In product management, we often obsess over features, user stories, and roadmaps. But the most strategic conversations often center around two deceptively simple questions: How much should we charge? and What do people think we’re worth? These two questions cut to the heart of the relationship between brand and price, a relationship every product leader must learn to navigate.

Brand and Price Are Not Separate Tracks
Too often, brand is viewed as a marketing function and price as a finance lever. But in reality, they are deeply interconnected. Your brand defines perceived value, and your price captures it.
If your product is seen as premium, strategic, or mission-critical, you can justify higher pricing, lower churn, and even slower delivery cycles. If your brand is weak or undifferentiated, you may find yourself in a race to the bottom, competing primarily on features and discounts.
How Brand Impacts Product Strategy
A strong brand gives product managers room to:
- Delay commoditization. Apple’s iPhone rarely leads in specs but consistently leads in margins.
- Build for long-term value. Atlassian’s success came from building utility over time, not hype at launch.
- Design pricing tiers around perceived value. Notion and Figma used design and UX to justify professional pricing, even with freemium entry points.
How Pricing Shapes Brand Perception
Pricing is not just a revenue tactic. It is also a clear statement of positioning.
- Zoom vs. Google Meet. Zoom priced higher and leaned into reliability and enterprise readiness. Meet was bundled into G Suite, signaling simplicity and convenience.
- Airtable vs. Excel. Airtable’s polished experience and higher per-seat cost suggest modernity and innovation, compared to Excel’s utilitarian legacy.
Low pricing can diminish perceived value. Overpricing without strong brand signals can drive away potential customers. Product teams must ensure that pricing reflects strategic intent, not just cost or competitor benchmarks.
A Framework for Brand and Price Alignment
To align brand and price through product decisions, ask yourself:
- What does our target market value most: price, prestige, reliability, or speed?
- Does our current roadmap reinforce our brand promise or contradict it?
- Are we bundling and pricing in ways that strengthen our market position?
- How does our pricing compare to our competitors, and what does that say about us?
Examples in Action:
- Slack offers free team versions and usage-based pricing, reinforcing its identity as a friendly, accessible work tool.

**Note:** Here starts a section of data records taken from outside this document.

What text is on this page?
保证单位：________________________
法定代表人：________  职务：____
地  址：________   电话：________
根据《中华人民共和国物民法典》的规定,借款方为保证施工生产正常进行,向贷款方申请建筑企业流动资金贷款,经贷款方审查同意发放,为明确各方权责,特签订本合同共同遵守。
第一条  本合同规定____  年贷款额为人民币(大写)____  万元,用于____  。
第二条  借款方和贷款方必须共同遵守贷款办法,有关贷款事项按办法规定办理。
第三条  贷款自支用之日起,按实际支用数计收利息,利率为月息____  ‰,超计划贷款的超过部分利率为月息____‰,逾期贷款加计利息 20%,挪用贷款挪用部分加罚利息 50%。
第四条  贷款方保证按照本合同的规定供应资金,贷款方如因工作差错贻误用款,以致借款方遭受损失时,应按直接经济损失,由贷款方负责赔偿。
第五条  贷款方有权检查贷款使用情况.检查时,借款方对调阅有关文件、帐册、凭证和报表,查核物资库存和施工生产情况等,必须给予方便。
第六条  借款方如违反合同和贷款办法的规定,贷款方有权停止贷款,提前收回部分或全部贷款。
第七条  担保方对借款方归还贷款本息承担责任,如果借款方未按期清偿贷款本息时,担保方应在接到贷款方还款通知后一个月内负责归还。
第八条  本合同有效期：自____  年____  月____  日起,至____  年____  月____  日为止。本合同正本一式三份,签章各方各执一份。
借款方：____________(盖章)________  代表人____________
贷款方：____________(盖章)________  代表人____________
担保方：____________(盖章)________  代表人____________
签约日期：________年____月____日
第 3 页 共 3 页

- Salesforce embraces premium and complex pricing that reinforces its reputation as the enterprise standard.
- Linear maintains a minimalist, premium feel by carefully curating its features and emphasizing speed over bloat.
The Role of Growth Teams
Growth teams act as the connective tissue between product, marketing, and revenue. They provide valuable insights into how users perceive brand and respond to pricing.
- Conversion data highlights where perceived value breaks down. If users drop off at the paywall, the issue may be the mismatch between expectation and price.
- Pricing experiments validate assumptions. Growth teams can test package structures and feature gates to learn what resonates.
- Brand-led growth loops, like Superhuman’s invite-only onboarding or Notion’s template ecosystem, build perceived value without discounting.
In many cases, growth teams help product managers answer the hardest question: Do people value what we’ve built enough to pay for it?
Final Thought
Brand and price are not just marketing or finance concerns. They are fundamental to how your product is designed, delivered, and perceived. Every roadmap decision and packaging choice shapes how customers see your value.
Great product leaders do more than ship features. They shape perception, define value, and build trust through intentional design and strategic pricing.